Synchronously copy data from local memory (registers) to SRAM (shared memory).

This function performs a synchronous copy operation from register memory to shared memory in a GPU context, distributing the workload across multiple threads for parallel execution. It's particularly useful for transferring processed data from registers to shared memory for inter-thread communication.

Constraints:

Destination tensor must be in SHARED address space.
Source tensor must be in LOCAL address space.
For optimal performance, the thread layout should match the memory access patterns of the tensors.

Parameters: thread_layout: Layout defining how threads are organized for the operation. This determines how the workload is distributed among threads. swizzle: Optional swizzling function to rearrange the destination indices, which can improve memory access patterns and reduce bank conflicts. thread_scope: Defines whether operations are performed at BLOCK or WARP level. BLOCK scope involves all threads in a thread block, while WARP scope restricts operations to threads within the same warp. Defaults to ThreadScope.BLOCK. row_major: Whether to use row-major ordering for the copy operation. This is particularly relevant when prefetching from DRAM to SRAM via registers on AMD GPUs. Defaults to False.

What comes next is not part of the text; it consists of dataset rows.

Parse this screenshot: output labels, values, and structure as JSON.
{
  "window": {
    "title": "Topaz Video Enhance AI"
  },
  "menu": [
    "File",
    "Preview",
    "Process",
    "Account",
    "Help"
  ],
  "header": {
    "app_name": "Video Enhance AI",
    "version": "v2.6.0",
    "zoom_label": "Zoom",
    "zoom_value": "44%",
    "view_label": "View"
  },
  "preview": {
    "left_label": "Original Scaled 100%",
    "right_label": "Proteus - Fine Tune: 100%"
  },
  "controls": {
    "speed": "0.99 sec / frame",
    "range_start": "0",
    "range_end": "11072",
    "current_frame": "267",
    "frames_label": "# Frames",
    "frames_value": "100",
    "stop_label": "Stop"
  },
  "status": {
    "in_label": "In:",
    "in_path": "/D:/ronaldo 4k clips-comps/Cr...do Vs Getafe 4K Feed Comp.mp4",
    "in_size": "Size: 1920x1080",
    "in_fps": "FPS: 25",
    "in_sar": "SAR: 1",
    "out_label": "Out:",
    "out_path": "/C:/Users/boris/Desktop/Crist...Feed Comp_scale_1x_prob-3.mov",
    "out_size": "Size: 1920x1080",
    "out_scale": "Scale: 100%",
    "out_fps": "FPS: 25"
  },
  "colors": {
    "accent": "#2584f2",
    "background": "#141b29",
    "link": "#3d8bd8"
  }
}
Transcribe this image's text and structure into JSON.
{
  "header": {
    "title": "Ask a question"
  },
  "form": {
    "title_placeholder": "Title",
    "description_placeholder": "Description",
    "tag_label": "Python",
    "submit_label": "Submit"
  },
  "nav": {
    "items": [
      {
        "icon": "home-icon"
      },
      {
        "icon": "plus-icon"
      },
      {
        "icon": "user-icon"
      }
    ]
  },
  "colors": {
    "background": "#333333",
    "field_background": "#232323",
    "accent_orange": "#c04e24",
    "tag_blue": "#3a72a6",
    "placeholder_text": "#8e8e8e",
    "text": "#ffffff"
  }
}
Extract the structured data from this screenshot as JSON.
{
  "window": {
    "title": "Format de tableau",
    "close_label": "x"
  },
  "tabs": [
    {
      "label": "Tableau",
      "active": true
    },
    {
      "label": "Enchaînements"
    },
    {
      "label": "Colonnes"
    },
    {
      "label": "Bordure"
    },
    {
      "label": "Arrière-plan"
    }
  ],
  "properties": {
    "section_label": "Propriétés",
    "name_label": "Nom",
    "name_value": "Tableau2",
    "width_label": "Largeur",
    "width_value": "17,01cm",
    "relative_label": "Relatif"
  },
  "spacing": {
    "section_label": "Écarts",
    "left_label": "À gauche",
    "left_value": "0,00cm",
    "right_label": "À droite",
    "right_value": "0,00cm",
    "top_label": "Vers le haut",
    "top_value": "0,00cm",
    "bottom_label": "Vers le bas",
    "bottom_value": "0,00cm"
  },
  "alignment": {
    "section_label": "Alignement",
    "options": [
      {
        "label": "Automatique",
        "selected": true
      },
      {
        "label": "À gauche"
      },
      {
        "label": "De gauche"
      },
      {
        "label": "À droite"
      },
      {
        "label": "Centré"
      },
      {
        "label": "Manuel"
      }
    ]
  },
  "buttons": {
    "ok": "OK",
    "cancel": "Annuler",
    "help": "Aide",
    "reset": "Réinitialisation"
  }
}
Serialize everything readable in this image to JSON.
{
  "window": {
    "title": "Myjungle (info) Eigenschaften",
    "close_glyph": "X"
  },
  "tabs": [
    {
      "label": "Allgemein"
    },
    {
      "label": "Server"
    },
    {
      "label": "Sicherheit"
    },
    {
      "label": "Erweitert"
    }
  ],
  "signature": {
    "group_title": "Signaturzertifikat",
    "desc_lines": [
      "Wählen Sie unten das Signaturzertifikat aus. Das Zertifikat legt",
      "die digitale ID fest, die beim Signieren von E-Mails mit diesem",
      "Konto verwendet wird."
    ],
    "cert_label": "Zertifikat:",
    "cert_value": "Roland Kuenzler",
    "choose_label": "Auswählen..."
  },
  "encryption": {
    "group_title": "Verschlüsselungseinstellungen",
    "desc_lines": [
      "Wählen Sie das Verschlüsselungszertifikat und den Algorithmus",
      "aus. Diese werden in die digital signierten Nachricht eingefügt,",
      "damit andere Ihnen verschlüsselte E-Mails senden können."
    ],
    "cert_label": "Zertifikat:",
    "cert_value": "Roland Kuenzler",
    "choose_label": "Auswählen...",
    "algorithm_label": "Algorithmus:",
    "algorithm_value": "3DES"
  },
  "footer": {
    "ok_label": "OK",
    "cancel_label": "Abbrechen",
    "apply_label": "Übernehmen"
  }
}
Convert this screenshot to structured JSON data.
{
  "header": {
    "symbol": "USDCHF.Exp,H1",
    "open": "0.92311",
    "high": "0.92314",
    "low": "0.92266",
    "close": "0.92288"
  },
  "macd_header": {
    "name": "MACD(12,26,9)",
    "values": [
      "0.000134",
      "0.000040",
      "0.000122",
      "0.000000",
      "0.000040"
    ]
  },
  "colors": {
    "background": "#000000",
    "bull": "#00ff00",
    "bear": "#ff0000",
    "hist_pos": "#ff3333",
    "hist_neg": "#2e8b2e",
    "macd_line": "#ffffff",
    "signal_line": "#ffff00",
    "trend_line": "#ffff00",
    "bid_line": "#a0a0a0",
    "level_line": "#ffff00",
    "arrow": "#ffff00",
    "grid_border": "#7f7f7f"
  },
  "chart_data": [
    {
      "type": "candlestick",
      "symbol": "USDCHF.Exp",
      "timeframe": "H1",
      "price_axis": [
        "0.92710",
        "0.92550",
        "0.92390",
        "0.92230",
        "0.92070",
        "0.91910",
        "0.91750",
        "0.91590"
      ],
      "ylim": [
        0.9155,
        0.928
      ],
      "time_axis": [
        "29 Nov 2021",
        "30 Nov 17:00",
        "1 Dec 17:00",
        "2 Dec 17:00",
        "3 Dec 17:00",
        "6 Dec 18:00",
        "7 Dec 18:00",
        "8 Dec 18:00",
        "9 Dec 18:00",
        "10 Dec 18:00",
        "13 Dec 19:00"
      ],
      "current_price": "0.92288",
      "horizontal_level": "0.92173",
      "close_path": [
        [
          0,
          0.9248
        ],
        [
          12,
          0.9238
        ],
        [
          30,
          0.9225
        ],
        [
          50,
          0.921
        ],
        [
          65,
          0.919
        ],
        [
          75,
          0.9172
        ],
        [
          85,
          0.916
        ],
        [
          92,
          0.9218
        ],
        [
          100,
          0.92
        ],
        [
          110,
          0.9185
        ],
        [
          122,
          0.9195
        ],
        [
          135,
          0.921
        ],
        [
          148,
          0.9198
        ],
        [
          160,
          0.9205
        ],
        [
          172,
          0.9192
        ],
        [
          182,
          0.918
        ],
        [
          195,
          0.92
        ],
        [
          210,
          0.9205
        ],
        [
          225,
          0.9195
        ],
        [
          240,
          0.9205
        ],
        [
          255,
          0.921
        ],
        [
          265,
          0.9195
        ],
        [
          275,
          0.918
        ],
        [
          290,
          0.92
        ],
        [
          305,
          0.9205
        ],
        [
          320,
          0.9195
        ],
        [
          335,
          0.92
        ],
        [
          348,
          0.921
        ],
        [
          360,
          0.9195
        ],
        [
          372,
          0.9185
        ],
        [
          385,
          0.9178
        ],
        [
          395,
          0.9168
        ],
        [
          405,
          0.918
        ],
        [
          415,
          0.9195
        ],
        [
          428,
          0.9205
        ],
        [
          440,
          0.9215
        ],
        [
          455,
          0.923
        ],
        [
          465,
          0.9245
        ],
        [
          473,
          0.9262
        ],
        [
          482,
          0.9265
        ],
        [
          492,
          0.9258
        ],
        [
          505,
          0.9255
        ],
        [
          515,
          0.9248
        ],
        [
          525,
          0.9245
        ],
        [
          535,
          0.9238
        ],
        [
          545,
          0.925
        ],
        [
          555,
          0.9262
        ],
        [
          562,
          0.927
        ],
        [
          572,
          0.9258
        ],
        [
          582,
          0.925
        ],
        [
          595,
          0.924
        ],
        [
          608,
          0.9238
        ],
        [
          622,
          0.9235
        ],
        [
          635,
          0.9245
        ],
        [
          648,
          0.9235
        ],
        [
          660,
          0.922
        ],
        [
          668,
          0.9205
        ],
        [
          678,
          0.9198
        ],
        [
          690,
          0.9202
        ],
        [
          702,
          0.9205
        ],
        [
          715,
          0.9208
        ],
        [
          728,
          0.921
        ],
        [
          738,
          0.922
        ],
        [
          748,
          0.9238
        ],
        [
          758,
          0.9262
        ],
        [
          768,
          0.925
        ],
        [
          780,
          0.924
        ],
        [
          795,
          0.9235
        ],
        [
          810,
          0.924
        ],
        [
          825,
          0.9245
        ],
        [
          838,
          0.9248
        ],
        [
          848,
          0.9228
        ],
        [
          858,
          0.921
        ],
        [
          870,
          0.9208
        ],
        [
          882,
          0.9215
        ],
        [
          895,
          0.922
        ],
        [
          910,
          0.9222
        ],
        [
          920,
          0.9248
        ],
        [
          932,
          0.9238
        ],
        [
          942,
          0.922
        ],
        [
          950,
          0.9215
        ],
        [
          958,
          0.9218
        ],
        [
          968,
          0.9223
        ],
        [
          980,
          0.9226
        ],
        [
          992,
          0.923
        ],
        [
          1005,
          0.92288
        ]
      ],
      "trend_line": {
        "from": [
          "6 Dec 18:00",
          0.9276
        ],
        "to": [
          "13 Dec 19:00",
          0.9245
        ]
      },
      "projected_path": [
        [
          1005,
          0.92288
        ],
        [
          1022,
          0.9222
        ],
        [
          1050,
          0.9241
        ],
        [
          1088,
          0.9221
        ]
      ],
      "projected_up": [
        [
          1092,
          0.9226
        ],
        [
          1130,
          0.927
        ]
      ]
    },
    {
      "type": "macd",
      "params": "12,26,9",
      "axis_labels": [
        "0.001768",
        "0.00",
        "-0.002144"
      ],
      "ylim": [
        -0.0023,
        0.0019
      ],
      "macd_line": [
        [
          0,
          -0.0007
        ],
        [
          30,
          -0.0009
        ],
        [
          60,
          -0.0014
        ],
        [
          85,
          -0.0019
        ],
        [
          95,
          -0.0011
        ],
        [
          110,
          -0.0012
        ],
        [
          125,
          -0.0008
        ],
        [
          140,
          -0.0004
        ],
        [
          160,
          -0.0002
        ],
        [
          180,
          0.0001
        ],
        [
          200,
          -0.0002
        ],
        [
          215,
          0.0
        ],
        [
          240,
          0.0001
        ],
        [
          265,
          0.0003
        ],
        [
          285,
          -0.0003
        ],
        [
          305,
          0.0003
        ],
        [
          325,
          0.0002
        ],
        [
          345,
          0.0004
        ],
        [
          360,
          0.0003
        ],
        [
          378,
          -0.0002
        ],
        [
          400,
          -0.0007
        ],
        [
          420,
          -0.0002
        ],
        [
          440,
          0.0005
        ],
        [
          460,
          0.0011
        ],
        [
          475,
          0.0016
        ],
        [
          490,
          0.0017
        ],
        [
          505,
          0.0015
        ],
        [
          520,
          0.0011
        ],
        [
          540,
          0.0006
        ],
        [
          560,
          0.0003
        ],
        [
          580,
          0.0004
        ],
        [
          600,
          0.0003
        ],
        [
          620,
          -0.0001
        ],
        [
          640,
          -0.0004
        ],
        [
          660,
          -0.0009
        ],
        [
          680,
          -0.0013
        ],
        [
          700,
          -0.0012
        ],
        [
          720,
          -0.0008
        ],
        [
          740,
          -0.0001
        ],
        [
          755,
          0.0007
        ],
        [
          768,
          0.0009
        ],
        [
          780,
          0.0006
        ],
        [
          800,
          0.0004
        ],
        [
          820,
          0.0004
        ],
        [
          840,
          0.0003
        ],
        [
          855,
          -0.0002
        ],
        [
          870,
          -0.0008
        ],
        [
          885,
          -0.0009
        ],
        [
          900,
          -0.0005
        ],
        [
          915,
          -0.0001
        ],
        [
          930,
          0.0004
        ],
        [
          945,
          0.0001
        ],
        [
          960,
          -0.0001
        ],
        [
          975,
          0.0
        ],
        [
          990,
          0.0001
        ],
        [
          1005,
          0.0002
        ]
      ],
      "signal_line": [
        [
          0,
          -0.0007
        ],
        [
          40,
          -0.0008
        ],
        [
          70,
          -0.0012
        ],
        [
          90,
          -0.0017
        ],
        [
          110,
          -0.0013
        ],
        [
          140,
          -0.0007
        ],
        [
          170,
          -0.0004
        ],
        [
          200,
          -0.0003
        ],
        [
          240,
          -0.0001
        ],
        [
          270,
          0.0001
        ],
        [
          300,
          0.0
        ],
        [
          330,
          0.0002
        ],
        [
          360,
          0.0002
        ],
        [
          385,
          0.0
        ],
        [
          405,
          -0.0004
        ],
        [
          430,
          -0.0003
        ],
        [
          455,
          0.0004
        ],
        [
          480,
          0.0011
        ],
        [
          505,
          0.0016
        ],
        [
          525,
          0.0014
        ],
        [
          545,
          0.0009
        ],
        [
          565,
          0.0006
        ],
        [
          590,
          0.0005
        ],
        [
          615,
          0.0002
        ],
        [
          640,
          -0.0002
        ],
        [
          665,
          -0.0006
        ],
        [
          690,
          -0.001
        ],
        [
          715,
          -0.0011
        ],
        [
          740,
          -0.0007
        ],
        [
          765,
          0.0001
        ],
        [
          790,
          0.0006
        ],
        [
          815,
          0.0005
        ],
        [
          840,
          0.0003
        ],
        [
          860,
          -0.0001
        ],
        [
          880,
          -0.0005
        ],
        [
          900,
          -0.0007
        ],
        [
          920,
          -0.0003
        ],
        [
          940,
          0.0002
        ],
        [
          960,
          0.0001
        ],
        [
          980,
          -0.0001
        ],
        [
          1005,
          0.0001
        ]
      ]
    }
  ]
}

Args: dst: The destination tensor, which must be in shared memory (SRAM). src: The source tensor, which must be in local memory (registers).

Example:

from layout import LayoutTensor, Layout
var register_data = LayoutTensor[DType.float32, Layout((16, 16)),
address_space=AddressSpace.LOCAL]()
var shared_data = LayoutTensor[DType.float32, Layout((16, 16)),
address_space=AddressSpace.SHARED]()

# Process data in registers
# ...

# Copy processed data to shared memory for inter-thread communication
copy[Layout((8, 8))](shared_data, register_data)
from layout import LayoutTensor, Layout
var register_data = LayoutTensor[DType.float32, Layout((16, 16)),
address_space=AddressSpace.LOCAL]()
var shared_data = LayoutTensor[DType.float32, Layout((16, 16)),
address_space=AddressSpace.SHARED]()

# Process data in registers
# ...

# Copy processed data to shared memory for inter-thread communication
copy[Layout((8, 8))](shared_data, register_data)

Performance:

Distributes the copy workload across multiple threads for parallel execution.
Can use swizzling to optimize memory access patterns and reduce bank conflicts.
Optimized for transferring data from registers to shared memory.
On AMD GPUs, the row_major parameter can be used to match the memory access pattern used during prefetching from DRAM to registers.

Notes:

The destination tensor must be in SHARED address space (SRAM).
The source tensor must be in LOCAL address space (registers).
This function is particularly useful in GPU kernels for sharing processed data between threads in the same block.
The row_major parameter is specifically designed for AMD GPUs when using a prefetching pattern from DRAM to SRAM via registers.